Но Олег слышать ничего не хотел. Он так и вцепился в локоть женщине, словно боясь, как бы та не сбежала. Оказавшись на улице, он все же разжал руку, чтобы поймать такси. Александра хмуро стояла рядом. Ей не хотелось, чтобы Олег узнал, где она живет. «Но что делать? Удрать, назвать неверный адрес, что-нибудь соврать? Все глупо. Какой у него был тяжелый взгляд! Тяжелый и подозрительный. Будто он искал в моих словах смысл, которого в них нет. В институте он казался мне слегка сдвинутым. И почему я вдруг решила, что с ним все в порядке? Поторопилась!»

А Олег, поймав машину и усадив спутницу на заднее сиденье, устроился с нею рядом, не переставая рассуждать:

– Ты теперь не теряйся, и я буду иметь тебя в виду. Договорились? Старые друзья не должны друг друга сторониться.

«Нашел друга! – безмолвно комментировала женщина, почти не слушая рассуждений Буханкова и посылая ему вымученную улыбку. – И зачем я сказала про кошку?! Он же мог воспринять это как аванс, дескать, я свободна и готова к близким отношениям… Нет, надо немедленно все прояснить!» Но «прояснить все немедленно» мешал таксист.

– Я найду тебе новых клиентов, – бормотал Олег. Его язык заметно заплетался. – У меня куча знакомств. Почему мы с тобой раньше не встречались в Москве?

– В самом деле, почему? – тоскливо бросила Александра, отворачиваясь и глядя в окно.

– Злишься, что ли? – Подвыпивший мужчина заметил наконец ее раздражение. – В чем дело? У меня нынче траур, а у тебя – что за беда?

– Я думаю о том, что совсем не разбираюсь в людях, – мрачно ответила она. – Неприятно ошибиться в ком-то, да еще так сильно…

– Неприятно! – воскликнул Олег. – Замечательное словечко – «неприятно»! А уж как мне неприятно, если бы ты знала!

– Я способна понять твои чувства. Я тоже не макаронами торгую, – огрызнулась Александра.

– Если у тебя плохое настроение, попробуй немного помолчать!

– Ради Бога… Я не просила меня провожать! Остановите, пожалуйста! – Последние слова она адресовала уже водителю. – А ты, Олег, езжай домой. Я отсюда пешком за минуту доберусь.

Машина остановилась на Солянке, и Александра, не дав спутнику опомниться, выскочила на тротуар и хлопнула дверцей. Она шла быстро, почти бежала, не оглядываясь. На углу Подколокольного переулка все же замедлила шаг, обернулась. Никто ее не преследовал. Редкие в эту пору машины сейчас отсутствовали вовсе.

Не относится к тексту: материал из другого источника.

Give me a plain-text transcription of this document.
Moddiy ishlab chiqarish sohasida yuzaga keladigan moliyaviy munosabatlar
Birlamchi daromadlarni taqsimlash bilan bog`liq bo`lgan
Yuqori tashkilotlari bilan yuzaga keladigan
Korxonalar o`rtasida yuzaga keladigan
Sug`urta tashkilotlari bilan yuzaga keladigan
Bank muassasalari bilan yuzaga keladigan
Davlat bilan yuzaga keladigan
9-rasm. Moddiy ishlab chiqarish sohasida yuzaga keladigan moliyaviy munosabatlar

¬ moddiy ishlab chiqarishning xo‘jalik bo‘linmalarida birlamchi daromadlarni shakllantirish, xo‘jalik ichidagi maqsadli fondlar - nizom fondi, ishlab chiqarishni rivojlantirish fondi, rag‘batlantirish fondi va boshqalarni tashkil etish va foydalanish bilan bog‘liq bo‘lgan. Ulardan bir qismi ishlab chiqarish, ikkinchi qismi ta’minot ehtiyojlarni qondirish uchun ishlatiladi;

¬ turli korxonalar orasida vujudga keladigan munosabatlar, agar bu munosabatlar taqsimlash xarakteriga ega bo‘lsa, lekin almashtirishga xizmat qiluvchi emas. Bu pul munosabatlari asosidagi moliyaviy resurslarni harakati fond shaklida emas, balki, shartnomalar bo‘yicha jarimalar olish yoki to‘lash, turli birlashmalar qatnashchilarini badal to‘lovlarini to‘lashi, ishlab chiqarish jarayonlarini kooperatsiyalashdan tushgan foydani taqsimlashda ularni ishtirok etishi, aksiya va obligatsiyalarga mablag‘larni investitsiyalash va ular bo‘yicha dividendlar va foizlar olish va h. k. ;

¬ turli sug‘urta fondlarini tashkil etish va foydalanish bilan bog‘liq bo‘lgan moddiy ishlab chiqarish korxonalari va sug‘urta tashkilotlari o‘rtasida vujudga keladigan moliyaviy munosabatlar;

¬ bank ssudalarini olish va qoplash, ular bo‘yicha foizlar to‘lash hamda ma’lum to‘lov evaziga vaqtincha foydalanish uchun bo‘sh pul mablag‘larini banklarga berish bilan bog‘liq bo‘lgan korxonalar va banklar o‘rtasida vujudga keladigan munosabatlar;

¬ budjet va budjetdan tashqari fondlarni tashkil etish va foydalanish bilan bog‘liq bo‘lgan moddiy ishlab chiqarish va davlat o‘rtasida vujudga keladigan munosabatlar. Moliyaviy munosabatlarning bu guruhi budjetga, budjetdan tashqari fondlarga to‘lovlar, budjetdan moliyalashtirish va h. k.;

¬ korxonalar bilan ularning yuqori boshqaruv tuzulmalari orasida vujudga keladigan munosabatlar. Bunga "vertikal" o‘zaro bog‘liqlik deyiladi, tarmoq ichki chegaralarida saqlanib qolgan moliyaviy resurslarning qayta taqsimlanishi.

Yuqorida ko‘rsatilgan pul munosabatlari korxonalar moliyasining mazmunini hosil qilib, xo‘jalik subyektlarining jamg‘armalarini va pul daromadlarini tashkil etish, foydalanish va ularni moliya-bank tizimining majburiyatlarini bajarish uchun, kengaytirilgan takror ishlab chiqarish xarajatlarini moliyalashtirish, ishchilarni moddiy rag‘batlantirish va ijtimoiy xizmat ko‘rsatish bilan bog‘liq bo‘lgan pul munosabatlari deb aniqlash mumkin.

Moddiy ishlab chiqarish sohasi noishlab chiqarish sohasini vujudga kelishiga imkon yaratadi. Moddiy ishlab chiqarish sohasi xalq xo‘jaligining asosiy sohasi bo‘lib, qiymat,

Александра перевела дух. Незапланированное свидание, начавшееся так неожиданно, закончилось еще более странно. «В будущем, если Олег в моем присутствии начнет выпивать, лучше сразу исчезать. В институте он, помнится, не пил совсем. Чуть ли не единственный на всех курсах!»

Женщина часто возвращалась домой пешком после закрытия метро. Она привыкла к этим кривым, горбатым переулкам, как привыкают к любимой одежде, к комнате, в которой прожито много лет. Она знала каждую трещину в асфальте, каждое окно, имевшее обыкновение светиться заполночь.

Александра ничего и никого здесь не боялась и теперь шла не торопясь, жадно вдыхая холодный воздух, освеженный недавним дождем. С неба изредка капало, в апельсиновом свете фонарей дымился поднимающийся туман. Спрятав озябшие пальцы в рукава куртки, она опустила голову и следила за собственной черной тенью, влачившейся рядом по узкому тротуару.

Вот и ветхий особняк, занятый под мастерские. Дверь подъезда, как всегда, распахнута. Света на лестнице нет. Лампочки не имеет смысла вворачивать, они перегорают в первый же час из-за скачков напряжения в изношенных сетях и неисправных патронов. Александра вошла в подъезд, привычно нащупывая в темноте носком сапога первую выщербленную ступеньку. Она могла бы подняться к себе в мансарду, на пятый этаж, с закрытыми глазами. Темноту женщина воспринимала как должное. «Жить в этой трущобе и чего-то бояться – слишком большая роскошь. Я бы давно отсюда сбежала, если бы не закалилась физически и морально!»

На площадке второго этажа ей почудилось движение в углу. Женщина остановилась, прислушиваясь. Впрочем, тут же успокоилась. Знакомый едкий запах мебельного клея и лака немедленно сообщил, кто находится в шаге от нее.

– Сергей Петрович? – окликнула Александра темную массу, копошащуюся под окном, забитым фанерой. – Что же вы на лестнице сидите?

– Мм…

– Выпили? – Вздохнув, она наклонилась и попыталась поставить мужчину на ноги. – Вам же нельзя. Вас же доктор еще весной предупреждал, что почки совсем откажут. Вы как ребенок.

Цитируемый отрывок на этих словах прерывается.